Pour son auteur, le terme désigne alors à l’échelle d’un pays « la science de la production et de la distribution des richesses » .
Aujourd'hui, l'expression désigne la discipline économique dans son ensemble. Selon l'expression d'Alfred Marshall, cité par Raymond Barre dans son Traité d'Èconomie Politique [3] l'Économie politique est « une étude de l'humanité dans les affaires ordinaires de la vie » ou encore examine « cette part de l'activité individuelle et sociale qui est essentiellement consacrée à atteindre et à utiliser les conditions matérielles du Bien-être ».

Sommaire

L'économie politique selon Antoine de Montchrestien

Antoine de Montchrestien forge le terme d'Économie politique pour « renverser la thèse aristolélicienne de l'indépendance et de la supériorité de la vie proprement politique sur cette partie de la vie qui est consacrée à la production et dont traite l'économique ou science de la famille » [4].

« On peut fort à propos maintenir contre l'opinion d'Aristote et de Xénophon, que l'on ne saurait diviser l'économie de la politique sans démembrer la partie principale du Tout, et que la science d'acquérir des biens, qu'ils nomment ainsi, est commune aux républiques aussi bien qu'aux familles » [5].
« L'homme est né pour vivre en continuel exercice et occupation » [6] ou encore « le bonheur des hommes, pour en parler à notre mode, consiste principalement en la richesse , et la richesse dans le travail » [7]

Antoine de Montchrestien fait valoir :

que l'enrichissement du peuple est au moins aussi efficace que de recourir à la guerre (comme le prône Machiavel) ou de se livrer à la contemplation ( comme le préconise Aristote)
qu'il faut célébrer le travail de l'agriculture, faire l'éloge de l'industrie et de la manufacture
qu'il faut mettre dans la société au dessous de tout le rôle du marchand. Dans le corps social il est semblable au cerveau dans le corps de l'individu [8]
« D'où l'on peut conclure, que les marchands sont plus utiles en l'État, et que leur souci de profit , qui s'exerce dans le travail et l'industrie, fait et cause une bonne part du bien public. Que pour cette raison, on leur doive permettre l'amour et quête du profit , je crois que tout le monde l'accordera » [9]

Les thèses développées par Antoine de Montchrestien font entendre un son nouveau et préfigurent les idées mercantilistes.

« Nous ne sommes plus au temps où l'on se nourrissait du gland tombé des chênes secoués , où les fruits que la terre produisait et l'eau pure étaient de grandes délices... C'est pourquoi ces belles contemplations des philosophes ne sont qu'en idée, et pour une république où l'on aurait que faire de labourer , ni d'agir ». [10]
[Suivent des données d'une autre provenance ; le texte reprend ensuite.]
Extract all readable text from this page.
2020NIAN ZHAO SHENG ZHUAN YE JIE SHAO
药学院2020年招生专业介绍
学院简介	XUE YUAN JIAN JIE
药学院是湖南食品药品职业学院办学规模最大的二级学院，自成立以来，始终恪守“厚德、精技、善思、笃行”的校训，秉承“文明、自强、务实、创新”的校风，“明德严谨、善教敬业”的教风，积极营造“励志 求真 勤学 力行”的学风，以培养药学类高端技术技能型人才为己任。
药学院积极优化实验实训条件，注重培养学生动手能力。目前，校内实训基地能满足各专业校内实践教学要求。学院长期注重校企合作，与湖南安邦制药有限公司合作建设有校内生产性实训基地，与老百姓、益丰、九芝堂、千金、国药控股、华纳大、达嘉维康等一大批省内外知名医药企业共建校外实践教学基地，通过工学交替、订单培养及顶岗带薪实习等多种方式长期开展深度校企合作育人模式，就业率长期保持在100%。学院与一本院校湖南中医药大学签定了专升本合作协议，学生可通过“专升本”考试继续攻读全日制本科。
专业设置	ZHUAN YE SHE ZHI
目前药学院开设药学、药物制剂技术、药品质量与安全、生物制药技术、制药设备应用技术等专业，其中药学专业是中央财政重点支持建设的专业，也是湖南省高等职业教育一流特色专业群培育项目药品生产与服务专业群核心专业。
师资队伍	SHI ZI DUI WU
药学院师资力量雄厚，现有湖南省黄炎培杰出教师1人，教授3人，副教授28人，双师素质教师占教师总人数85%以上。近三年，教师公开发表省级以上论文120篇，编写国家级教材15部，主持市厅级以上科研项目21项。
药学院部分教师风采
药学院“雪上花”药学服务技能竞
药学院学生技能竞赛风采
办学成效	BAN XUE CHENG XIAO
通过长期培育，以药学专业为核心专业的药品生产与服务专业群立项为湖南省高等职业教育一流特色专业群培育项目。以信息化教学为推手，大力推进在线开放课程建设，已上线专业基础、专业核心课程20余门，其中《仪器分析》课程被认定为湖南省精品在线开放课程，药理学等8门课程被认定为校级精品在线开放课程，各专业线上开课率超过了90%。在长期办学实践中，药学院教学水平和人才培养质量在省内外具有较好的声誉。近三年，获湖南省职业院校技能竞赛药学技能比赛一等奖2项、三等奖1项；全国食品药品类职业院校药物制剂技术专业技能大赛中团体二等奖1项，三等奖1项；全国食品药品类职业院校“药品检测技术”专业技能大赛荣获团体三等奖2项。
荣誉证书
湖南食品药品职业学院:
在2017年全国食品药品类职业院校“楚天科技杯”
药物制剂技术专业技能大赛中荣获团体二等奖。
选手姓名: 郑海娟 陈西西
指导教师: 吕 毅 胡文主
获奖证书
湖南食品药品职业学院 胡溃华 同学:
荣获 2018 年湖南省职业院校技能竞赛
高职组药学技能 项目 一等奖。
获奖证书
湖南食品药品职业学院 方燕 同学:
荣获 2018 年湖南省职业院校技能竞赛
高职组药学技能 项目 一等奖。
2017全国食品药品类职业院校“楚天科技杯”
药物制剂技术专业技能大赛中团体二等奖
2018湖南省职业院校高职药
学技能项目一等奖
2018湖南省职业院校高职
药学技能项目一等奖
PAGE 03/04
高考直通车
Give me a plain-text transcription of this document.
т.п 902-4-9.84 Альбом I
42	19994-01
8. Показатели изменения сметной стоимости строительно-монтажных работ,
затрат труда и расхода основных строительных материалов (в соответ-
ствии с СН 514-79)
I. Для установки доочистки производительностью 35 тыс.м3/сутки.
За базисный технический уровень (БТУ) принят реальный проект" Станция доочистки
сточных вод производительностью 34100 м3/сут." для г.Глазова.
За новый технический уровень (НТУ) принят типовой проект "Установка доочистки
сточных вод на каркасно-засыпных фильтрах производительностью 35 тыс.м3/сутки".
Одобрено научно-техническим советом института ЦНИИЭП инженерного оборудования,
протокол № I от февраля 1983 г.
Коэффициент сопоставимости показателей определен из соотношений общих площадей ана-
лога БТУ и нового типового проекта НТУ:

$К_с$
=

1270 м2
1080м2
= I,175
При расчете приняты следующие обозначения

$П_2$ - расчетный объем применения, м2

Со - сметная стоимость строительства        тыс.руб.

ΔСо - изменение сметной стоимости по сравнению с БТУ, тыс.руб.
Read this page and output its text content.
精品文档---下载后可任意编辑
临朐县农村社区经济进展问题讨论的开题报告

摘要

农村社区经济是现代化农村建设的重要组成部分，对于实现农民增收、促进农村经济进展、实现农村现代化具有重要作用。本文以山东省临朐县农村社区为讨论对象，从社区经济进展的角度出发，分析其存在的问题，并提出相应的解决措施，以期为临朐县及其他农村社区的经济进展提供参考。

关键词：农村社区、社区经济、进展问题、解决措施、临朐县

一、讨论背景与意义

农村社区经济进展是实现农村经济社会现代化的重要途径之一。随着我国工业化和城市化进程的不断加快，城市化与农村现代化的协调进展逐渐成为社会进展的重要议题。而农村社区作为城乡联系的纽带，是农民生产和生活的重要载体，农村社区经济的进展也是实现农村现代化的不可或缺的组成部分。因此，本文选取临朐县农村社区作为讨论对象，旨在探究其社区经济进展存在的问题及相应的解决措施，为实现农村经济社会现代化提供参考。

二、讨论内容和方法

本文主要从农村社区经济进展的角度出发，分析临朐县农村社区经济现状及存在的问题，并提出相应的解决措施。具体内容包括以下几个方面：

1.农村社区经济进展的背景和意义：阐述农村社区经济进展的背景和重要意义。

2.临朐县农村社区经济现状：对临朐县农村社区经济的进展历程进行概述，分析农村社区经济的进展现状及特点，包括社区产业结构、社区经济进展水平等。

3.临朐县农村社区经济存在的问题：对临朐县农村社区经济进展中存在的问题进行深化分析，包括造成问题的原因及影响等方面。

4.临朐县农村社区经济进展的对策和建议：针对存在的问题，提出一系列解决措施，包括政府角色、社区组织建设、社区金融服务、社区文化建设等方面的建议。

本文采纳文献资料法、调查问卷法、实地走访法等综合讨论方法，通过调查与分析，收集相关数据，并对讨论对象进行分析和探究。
Naissance et évolution de l'économie politique

Le mercantilisme, qui domine la pensée économique entre le XVIe siècle et le milieu du XVIIIe siècle, préfigure le sens moderne du terme « économie politique » en ne s'intéressant d'abord qu'à la richesse du Prince.
Puis, à la suite de Pierre de Boisguilbert et Richard Cantillon, François Quesnay fonde l'école des Physiocrates, qui professent que la richesse d'une nation consiste en la richesse de tous ses habitants. En étudiant la formation de cette richesse, les Physiocrates concluent que le pouvoir d'État doit intervenir aussi peu que possible dans la vie économique, créant ainsi la tradition libérale qui dominera la pensée économique jusqu'à la fin du XIXe siècle. Leur réponse à la question de la politique économique des États est en substance qu'ils ne doivent pas en avoir. Ils rejoignent ainsi la tradition libérale de philosophie politique inaugurée par John Locke et poursuivie notamment par Frédéric Bastiat (1801-1850).
L'interventionnisme de l'État dans l'économie est par la suite prônée par Karl Marx, qui dans le cadre d'une lutte des classes théorique exige la Socialisation des biens et des moyens de production.
Plus modéré, le keynésianisme inspiré par John Maynard Keynes) pointe à certaines périodes l'insuffisance de la demande effective et revendique un rôle actif de l'État lorsqu'il s'agit de faire face aux crises de sous-production par une politique de relance. Les résultats très contrastés du New Deal puis l'échec relatif des plans de relance dans les années 1970 marquent la fin de la dominance du courant keynésien.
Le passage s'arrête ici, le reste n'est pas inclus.